The medical profession is not the only one that needs to think about malpractice.

Educational malpractice has been defined as "institutional or educator incompetence which results in non-physical harm such as student failure to attain that level of learning he or she would probably have attained if he or she had received a reasonable, competent education; had not been misinformed as to the level of his or her abilities or achievements; had been properly diagnosed and informed of his or her special educational needs; and the like."

So far, Canadian courts have not imposed liability on teachers for malpractice.

But in the United Kingdom, courts have recognized that, in special education settings, educators may be liable for educational malpractice. In 1995, one court said, when talking about the duty of care to be exercised by principals: "[A] school which accepts a pupil assumes responsibility not only for his physical well being but also for his educational needs. The education of a pupil is the very purpose for which the child goes to the school. The head teacher being responsible for the school himself comes under a duty of care to exercise the reasonable skills of a headmaster in relation to such educational needs. If it comes to the attention of the headmaster that a pupil is underperforming, he owes a duty of care to take such steps as a reasonable teacher would consider appropriate to try and deal with such underperformance."

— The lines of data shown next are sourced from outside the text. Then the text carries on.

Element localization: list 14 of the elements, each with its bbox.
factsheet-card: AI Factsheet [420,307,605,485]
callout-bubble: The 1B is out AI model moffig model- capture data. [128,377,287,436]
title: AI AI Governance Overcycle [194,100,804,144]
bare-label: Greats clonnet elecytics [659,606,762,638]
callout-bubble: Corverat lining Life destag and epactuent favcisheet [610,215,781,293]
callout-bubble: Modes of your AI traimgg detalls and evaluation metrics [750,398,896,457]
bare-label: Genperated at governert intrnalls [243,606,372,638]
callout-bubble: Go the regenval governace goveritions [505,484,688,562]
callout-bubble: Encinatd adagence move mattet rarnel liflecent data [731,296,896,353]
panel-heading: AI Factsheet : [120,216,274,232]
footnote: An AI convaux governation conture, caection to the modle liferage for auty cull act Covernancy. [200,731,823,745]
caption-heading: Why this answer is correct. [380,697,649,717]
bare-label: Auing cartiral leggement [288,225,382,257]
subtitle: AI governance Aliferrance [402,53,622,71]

In a different case in 1994, another court said that the failure to deal properly with a student’s disability may constitute malpractice. The court stated: "the failure to treat or the delayed treatment of dyslexia does arguably give rise to a form of injury which can support a claim for damages for negligence in tort. It follows from this that the school teacher’s duty to exercise reasonable skill and care to safeguard the pupil from injury includes a duty to be aware of symptoms which a reasonable careful parent or a reasonably skilled and careful teacher would regard as a symptom either of dyslexia or, more generally, of a need for specialist advice."


When planning courses and activities for students, educators should consider what needs to be done to reduce risks of liability. Teachers must make every effort to address such crucial issues as the degree of supervision required, the instruction and training needed to permit the students to function properly, and the condition of the equipment to be used.

Parents expect their children to be educated in safe, caring learning environments. When you plan, ask yourself, "If the students were my children, what would I, as a careful or prudent parent, do to fulfill my duty of care?"

Jack Berryman is an education officer in the School Governance Branch of the Ontario Ministry of Education and Training and a member of the College of Teachers.